Kavganın, yalanın, küfrün, ihanetin, hırsızlığın, yolsuzluğun meşrulaştırıldığı, hiçbir toplumda huzurun tesis edilmesi mümkün değildir. Huzursuzluğu ve tatminsizliği tetikleyen bu tür eylemler saygı, samimiyet, doğruluk, adalet, paylaşım vb. insani değerlerin aşındırılmasında başat rol oynayan eylemlerdir.

Bireyden ve aileden başlayarak kurumlara, kurumlardan toplumun tüm tabakasına kadar inen yozlaşmanın ve çürümenin varacağı en son nokta kutuplaşma ve şiddettir. Mevcut iktidar, emperyalist bir taktik olan “böl-yönet” politikasıyla bölünme yetmiş iki buçuk milletten başlatıp din, dil, ırk, milliyet ve hatta mezhepten sonra millet ittifakı ile cumhur ittifakı ekseninde kitlesel hale getirmiştir. Çünkü şiddetten beslendiği için periyodik olarak kurumlar ve toplum üzerinden şiddeti ve kutuplaşmayı yaygınlaştırarak dinamik tutmaktadır. 

Şayet erken seçim kararı alınmaz ise 2023 genel seçimleriyle birlikte Cumhurbaşkanlığı seçiminin ilk turu da aynı tarihte yani en geç 18 Haziran 2023’te yapılacak. Bu seçim, AKP açısından iktidara taşındığı 2002 genel seçimlerinden daha zor bir sınav olacaktır. Çünkü gelinen süreçte AKP, tıpkı 12 Eylül askeri darbesiyle anayasayı kendine zırh olarak hazırlayan Kenan Evren gibi zırhını henüz tamamlamamıştır. İktidarla iş tutan şirketleri dikkate almayacak olursak olası bir devrilme sonrasında kendisiyle birlikte eteğine yapışan irili ufaklı tüm siyasi partileri ve figürleri de siyasetin çöplüğüne taşıyacaktır. Bununla birlikte AKP’nin miladı sayılabilecek 2023 seçimlerini kazanabilmesi için yalnız siyasi partilerin desteğine değil, 2002’de iktidara taşıyan ABD / İsrail lobisinin desteğine de ihtiyacı vardır. Ne var ki ABD rotasından çıkıp Rusya rotasına giren AKP, Rusya ile ilişkileri şimdilik arabuluculuk rolüyle sürdürmeye çalışırken alttan alta da İsrail üzerinden ABD ile olan ilişkilerini yeniden iyileştirme gayretine girmiştir. Bu önemli ayrıntıları irdelediğim makaleyi aylar öncesinden yazmıştım. AKP’nin başvurdu bu basit, sıradan mavi boncuk dağıtma taktiği Osmanlı’nın defalarca denediği ama faydasını görmediği taktiktir.

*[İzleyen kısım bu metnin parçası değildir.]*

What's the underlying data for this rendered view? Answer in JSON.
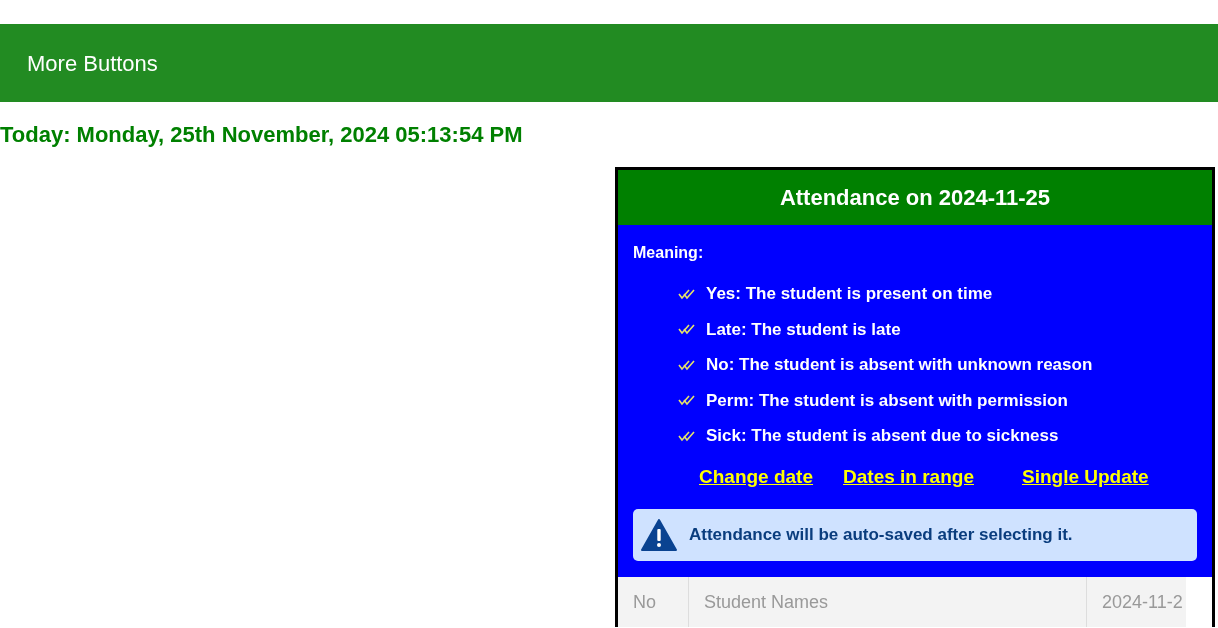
{
  "top_bar": {
    "label": "More Buttons"
  },
  "today": "Today: Monday, 25th November, 2024 05:13:54 PM",
  "panel": {
    "title": "Attendance on 2024-11-25",
    "meaning_label": "Meaning:",
    "legend": [
      "Yes: The student is present on time",
      "Late: The student is late",
      "No: The student is absent with unknown reason",
      "Perm: The student is absent with permission",
      "Sick: The student is absent due to sickness"
    ],
    "links": [
      "Change date",
      "Dates in range",
      "Single Update"
    ],
    "notice": "Attendance will be auto-saved after selecting it.",
    "table": {
      "columns": [
        "No",
        "Student Names",
        "2024-11-2"
      ]
    }
  }
}
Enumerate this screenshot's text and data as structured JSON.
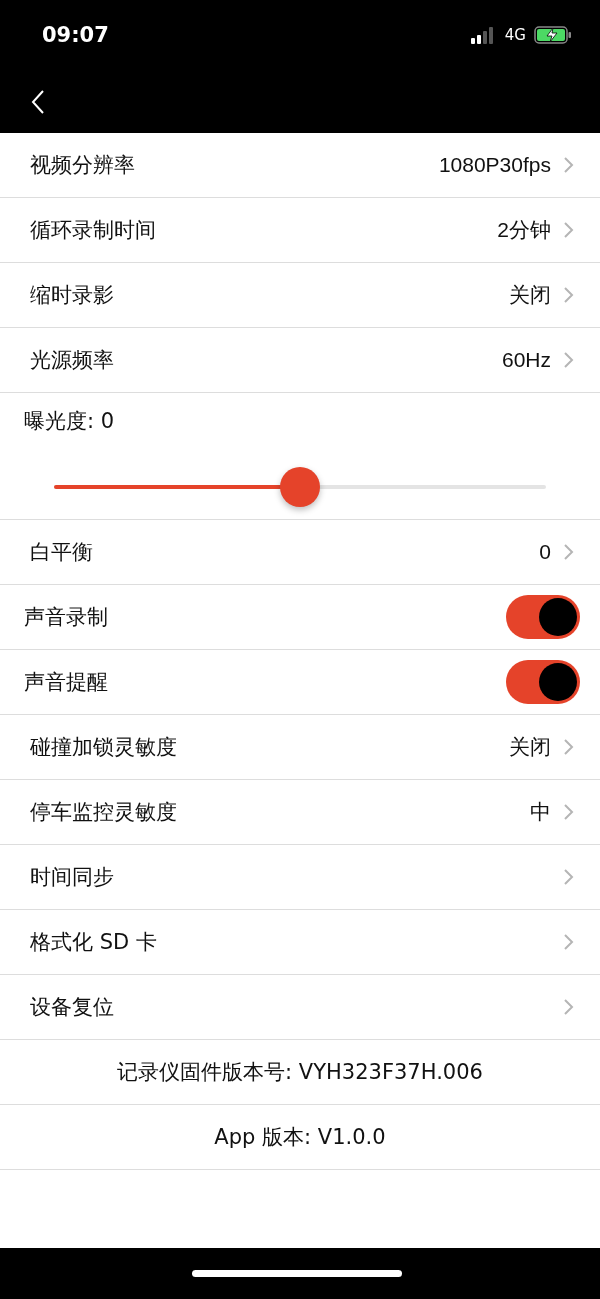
{
  "status_bar": {
    "time": "09:07",
    "network": "4G"
  },
  "rows": [
    {
      "kind": "nav",
      "label": "视频分辨率",
      "value": "1080P30fps"
    },
    {
      "kind": "nav",
      "label": "循环录制时间",
      "value": "2分钟"
    },
    {
      "kind": "nav",
      "label": "缩时录影",
      "value": "关闭"
    },
    {
      "kind": "nav",
      "label": "光源频率",
      "value": "60Hz"
    },
    {
      "kind": "slider",
      "label": "曝光度: 0",
      "level": 0.5
    },
    {
      "kind": "nav",
      "label": "白平衡",
      "value": "0"
    },
    {
      "kind": "toggle",
      "label": "声音录制",
      "on": true
    },
    {
      "kind": "toggle",
      "label": "声音提醒",
      "on": true
    },
    {
      "kind": "nav",
      "label": "碰撞加锁灵敏度",
      "value": "关闭"
    },
    {
      "kind": "nav",
      "label": "停车监控灵敏度",
      "value": "中"
    },
    {
      "kind": "nav",
      "label": "时间同步"
    },
    {
      "kind": "nav",
      "label": "格式化 SD 卡"
    },
    {
      "kind": "nav",
      "label": "设备复位"
    },
    {
      "kind": "info",
      "label": "记录仪固件版本号: VYH323F37H.006"
    },
    {
      "kind": "info",
      "label": "App 版本: V1.0.0"
    }
  ]
}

Masanın üstü illüzyon, altı oyun

Yazının girişinde de belirttiğim üzere bir yanda AKP /MHP koalisyonu diğer tarafta kamuoyunun “Altılı masa” olarak nitelendirdiği altı partiden oluşan koalisyonla kamuoyu ikiye bölünmekle kalmamış, zıtlaşmıştır. Ancak ne var ki her iki taraf da ağır itham ve söylemlerle birbirilerine muhalefet etseler de buluştukları ortak paydaları vardır. Bizi yani kamuoyunu birinci derecede ilgilendirende işte bu ortak paydalarıdır. Her iki taraf da kalkınma, uygarlık, hukuk, sağlık, mülteci, demokrasi vb. gibi bol vaatlerle oy devşirmeye, taraf bulmaya çalışmaktadır. Oysa Türkiye’deki demokrasi anlayışına baktığımızda kimi için sihirli bir örtü kimileri için de istediği yerde inebileceği bir trenden öte bir anlam ifade etmemektedir. Ülkenin kaynaklarının, topraklarının, limanlarının, kamu mallarının yabancılara pazarlanması, emperyalizmin üs bölgesi durumuna getirilmesi, hukukun iğdiş edilmesi, parlamenter sistemin, ordunun vb. dağıtılması gibi programlı yıkım projesi, demokrasi perdesi altında gerçekleştirilmiştir. Öyle ki; dünya ülkelerine demokrasi pazarlayan ABD, en son Irak’ı demokrasi götürmek için işgal etmiştir. Türkiye’de her şey illüzyondan ibaret olduğundan bütün siyasi partilerin demokrasi palavrasını çöpe atalım, aslın konunun özüne dönelim.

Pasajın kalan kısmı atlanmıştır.